Ces derniers mois, plusieurs pays ont fait un choix radical concernant l’usage des smartphones dans les enceintes des écoles. Eteints, donnés ou même laissés à la maison, les appareils connectés connaissent un nouveau sort – et surtout les enfants qui se trouvent arrachés, au moins temporairement, à cet esclavage technologique. Mais les méfaits que causent ces écrans ne font pas l’unanimité parmi les chercheurs, hormis dans leurs grands traits comme l’addiction ou la distraction. Pour la psychologue Jacqueline Nesi, les chiffres sont préoccupants et il faut des limites. Le célèbre universitaire Jonathan Haidtn, dont le best-seller Génération anxieuse vient tout juste de sortir en France (nous lui avions consacré un article en juin dernier), va plus loin et parle de santé mentale réellement rendue déficiente.
Autant d’arguments justes qu’il est fort heureux de voir advenir, après une grosse décennie d’expérience volcanique (les adolescents n’ont vraiment commencé à utiliser des smartphones que dans les années 2012-2013). Mais s’ils sont vrais, ils ne sont pas suffisants et élaguent la raison éminemment supérieure pour laquelle les smartphones devraient être totalement interdits aux enfants et aux adolescents. Des réseaux sociaux à la pornographie, elle est pourtant évidente : la raison morale.
Protéger les enfants de tous les pays : quand les écoles se rendent enfin compte
Au 1er janvier 2025, les élèves de toutes les écoles du Brésil ont dû revenir en cours sans leur joujou connecté. Et, au dire de certains professeurs, les cours de récréation ont retrouvé peu à peu une allure normale, avec des enfants qui jouent et qui se parlent, les yeux dans les yeux. La Nouvelle-Zélande a fait aussi ce pas en mai dernier. Les Etats-Unis en sont tout près. Et aujourd’hui, le Danemark, tout remué par les résultats d’une commission sur le bien-être des jeunes, s’est déclaré prêt à imposer par la loi une interdiction des smartphones à l’école jusqu’à l’âge de 16 ou 17 ans, y compris pendant les pauses et lors des activités périscolaires.

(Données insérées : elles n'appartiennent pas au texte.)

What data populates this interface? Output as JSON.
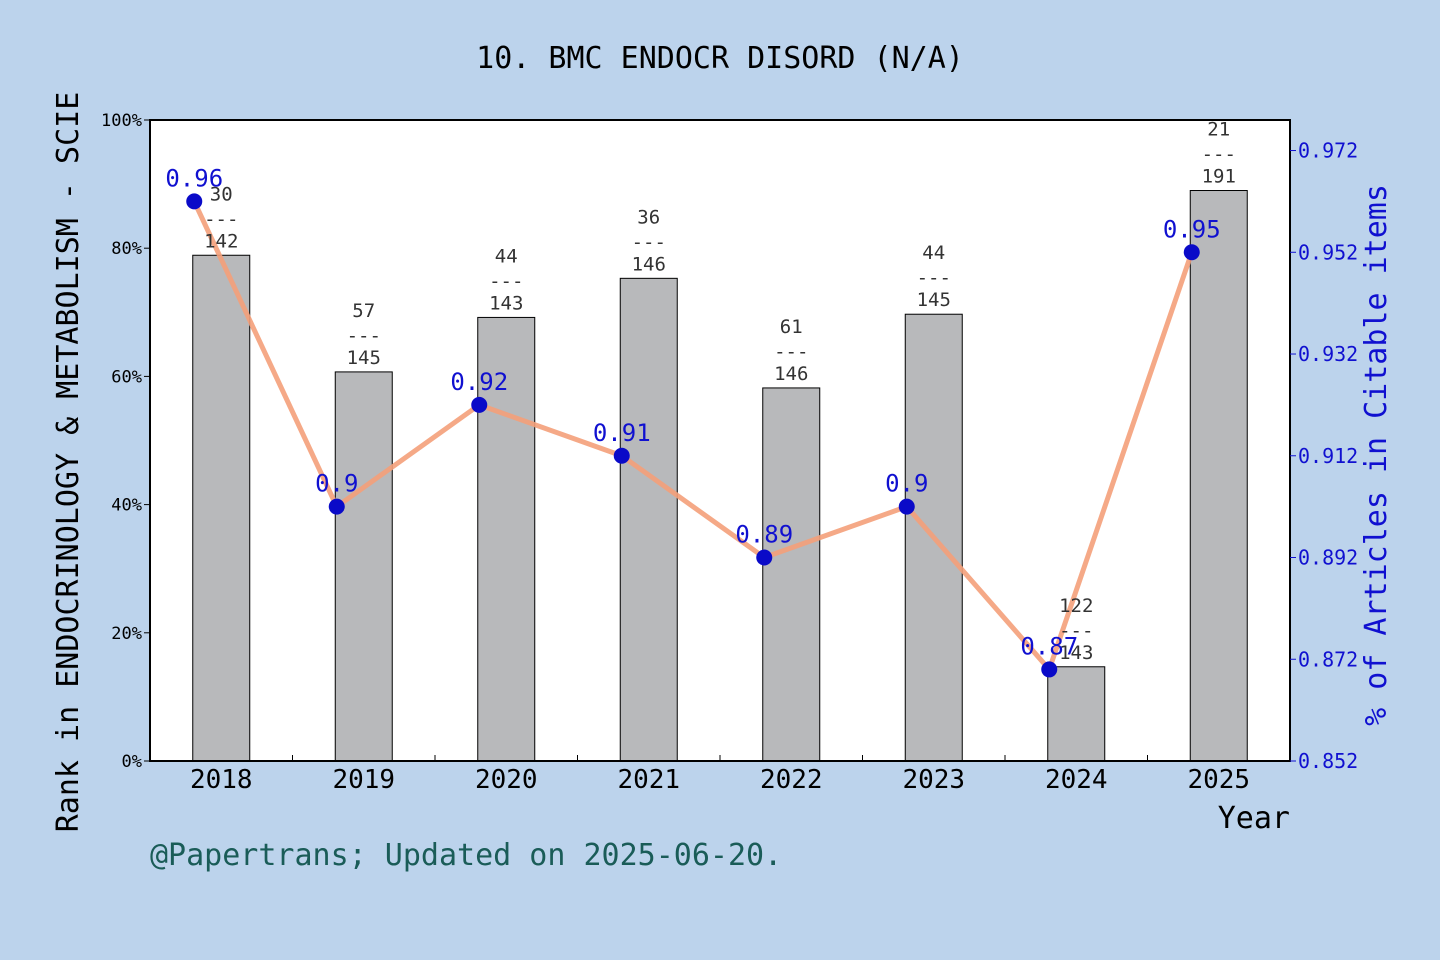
{
  "chart_data": {
    "type": "bar+line",
    "title": "10. BMC ENDOCR DISORD (N/A)",
    "xlabel": "Year",
    "ylabel_left": "Rank in ENDOCRINOLOGY & METABOLISM - SCIE",
    "ylabel_right": "% of Articles in Citable items",
    "footer": "@Papertrans; Updated on 2025-06-20.",
    "categories": [
      "2018",
      "2019",
      "2020",
      "2021",
      "2022",
      "2023",
      "2024",
      "2025"
    ],
    "left_axis": {
      "ylim": [
        0,
        100
      ],
      "ticks": [
        "0%",
        "20%",
        "40%",
        "60%",
        "80%",
        "100%"
      ]
    },
    "right_axis": {
      "ylim": [
        0.852,
        0.978
      ],
      "ticks": [
        "0.852",
        "0.872",
        "0.892",
        "0.912",
        "0.932",
        "0.952",
        "0.972"
      ]
    },
    "bars": {
      "values": [
        78.9,
        60.7,
        69.2,
        75.3,
        58.2,
        69.7,
        14.7,
        89.0
      ],
      "rank_top": [
        "30",
        "57",
        "44",
        "36",
        "61",
        "44",
        "122",
        "21"
      ],
      "rank_dash": [
        "---",
        "---",
        "---",
        "---",
        "---",
        "---",
        "---",
        "---"
      ],
      "rank_bottom": [
        "142",
        "145",
        "143",
        "146",
        "146",
        "145",
        "143",
        "191"
      ]
    },
    "line": {
      "values": [
        0.962,
        0.902,
        0.922,
        0.912,
        0.892,
        0.902,
        0.87,
        0.952
      ],
      "labels": [
        "0.96",
        "0.9",
        "0.92",
        "0.91",
        "0.89",
        "0.9",
        "0.87",
        "0.95"
      ]
    },
    "colors": {
      "bar_fill": "#b8b9bb",
      "line": "#f4a07a",
      "marker": "#0a0ac8",
      "right_axis": "#1010d0"
    },
    "grid": false
  }
}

Selon le président de cette commission, c’est même l’ensemble du continent européen qui devrait mettre un terme à la numérisation de la vie des enfants, comme on peut le lire dans The Guardian. C’est « une façon de protéger l’enfance contre des technologies qui, comme il a été prouvé, nuisent à l’estime de soi et à l’attention de nombreux enfants ».
Parce qu’on a beau faire des interdictions administratives, rien ne survit au raz-de-marée. La commission a constaté que 94 % des jeunes au Danemark avaient un profil sur les réseaux sociaux avant l’âge de 13 ans – bien que ce soit l’âge minimum pour de nombreuses plateformes de réseaux sociaux – et que les jeunes de 9 à 14 ans passaient en moyenne trois heures par jour sur TikTok et YouTube.
Common Sense Media a publié, il y a quelques jours, ses dernières données sur l’utilisation des médias chez les enfants de 0 à 8 ans aux Etats-Unis : ils passent en moyenne 2 heures et 27 minutes devant un écran chaque jour, soit environ 1 heure en dessous de 2 ans et 3h28 pour les 5 ans et plus. 71 % des enfants de 12 ans ont un smartphone, 91 % à l’âge de 14 ans.
Interdire les smartphones aux moins de 14 ans ?
Face à des parents aussi démunis que des grenouilles devant une mare asséchée, les psychologues font ce qu’ils peuvent pour tempérer au mieux les angoisses des « darons », pour utiliser le langage des adolescents. Et tentent de leur donner, comme l’explique Jacqueline Nesi, professeur universitaire reconnu de psychologie, des clés d’ajustement.
Dans la revue Scientific American, elle a récemment eu l’occasion de résumer l’apport de ses recherches sur ce sujet auquel elle consacre nombre d’articles à travers son blog intitulé Technosapiens. Comme le note Karl D. Stephan sur le média en ligne Mercator, elle n’aboutit en réalité qu’à une succession de statistiques, certes intéressantes, pour aider les parents à « se sentir plus confiants » dans leur prise de décision… Une approche graduelle pourrait être la meilleure, suggère-t-elle, en passant d’un Ipad commun à un « neuf touches » puis à un smartphone… Pourquoi pas – mais encore ?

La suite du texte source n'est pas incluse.